Who Owns and Operates Lyngblomsten Care Center?

Lyngblomsten Care Center is owned by a non-profit organization. Non-profit facilities reinvest revenue into operations rather than distributing to shareholders. The facility operates independently rather than as part of a larger chain. With 225 certified beds and approximately 203 residents (about 90% occupancy), it is a large facility located in SAINT PAUL, Minnesota.

How Does Lyngblomsten Care Center Compare to Other Minnesota Nursing Homes?

Compared to the 100 nursing homes in Minnesota, Lyngblomsten Care Center's overall rating (3 stars) is below the state average of 3.2, staff turnover (17%) is significantly lower than the state average of 46%, and health inspection rating (2 stars) is below the national benchmark.

What Should Families Ask When Visiting Lyngblomsten Care Center?

Based on this facility's data, families visiting should ask: "What changes have been made since the serious inspection findings, and how are you preventing similar issues?" "Can I visit during a mealtime to observe dining assistance and food quality?" "How do you handle medical emergencies, and what is your hospital transfer rate?" "Can I speak with family members of current residents about their experience?" These questions are particularly relevant given the facility's Immediate Jeopardy citations.

Is Lyngblomsten Care Center Safe?

Based on CMS inspection data, Lyngblomsten Care Center has documented safety concerns. Inspectors have issued 2 Immediate Jeopardy citations (the most serious violation level indicating risk of serious injury or death). The facility has a 3-star overall rating and ranks #100 of 100 nursing homes in Minnesota. Families considering this facility should ask detailed questions about what corrective actions have been taken since these incidents.

Do Nurses at Lyngblomsten Care Center Stick Around?
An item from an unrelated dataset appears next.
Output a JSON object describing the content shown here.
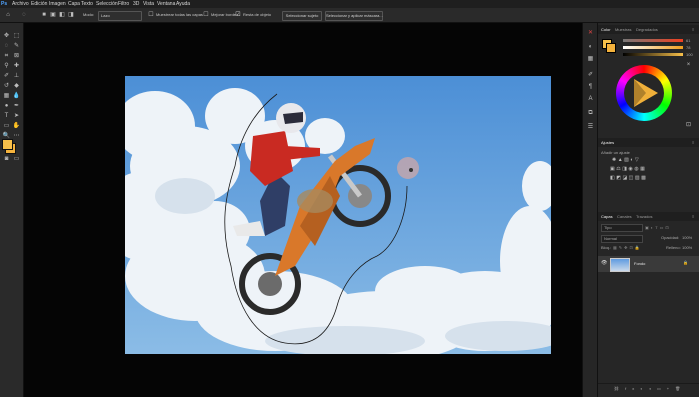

Staff at Lyngblomsten Care Center tend to stick around. With a turnover rate of 17%, the facility is 29 percentage points below the Minnesota average of 46%. Low turnover is a positive sign. It means caregivers have time to learn each resident's needs, medications, and personal preferences. Consistent staff also notice subtle changes in a resident's condition more quickly. Registered Nurse turnover is also low at 12%, meaning experienced RNs are available to handle complex medical needs.

Was Lyngblomsten Care Center Ever Fined?

Lyngblomsten Care Center has been fined $111,232 across 3 penalty actions. This is 3.3x the Minnesota average of $34,191. Fines at this level are uncommon and typically indicate a pattern of serious deficiencies, repeated violations, or failure to correct problems promptly. CMS reserves penalties of this magnitude for facilities that pose significant, documented risk to resident health or safety. Families should request specific documentation of what issues led to these fines and what systemic changes have been implemented.

Is Lyngblomsten Care Center on Any Federal Watch List?

Lyngblomsten Care Center is not on any federal watch list. The most significant is the Special Focus Facility (SFF) program, which identifies the bottom 1% of nursing homes nationally based on persistent, serious quality problems. Not being on this list means the facility has avoided the pattern of deficiencies that triggers enhanced federal oversight. This is a positive indicator, though families should still review the facility's inspection history directly.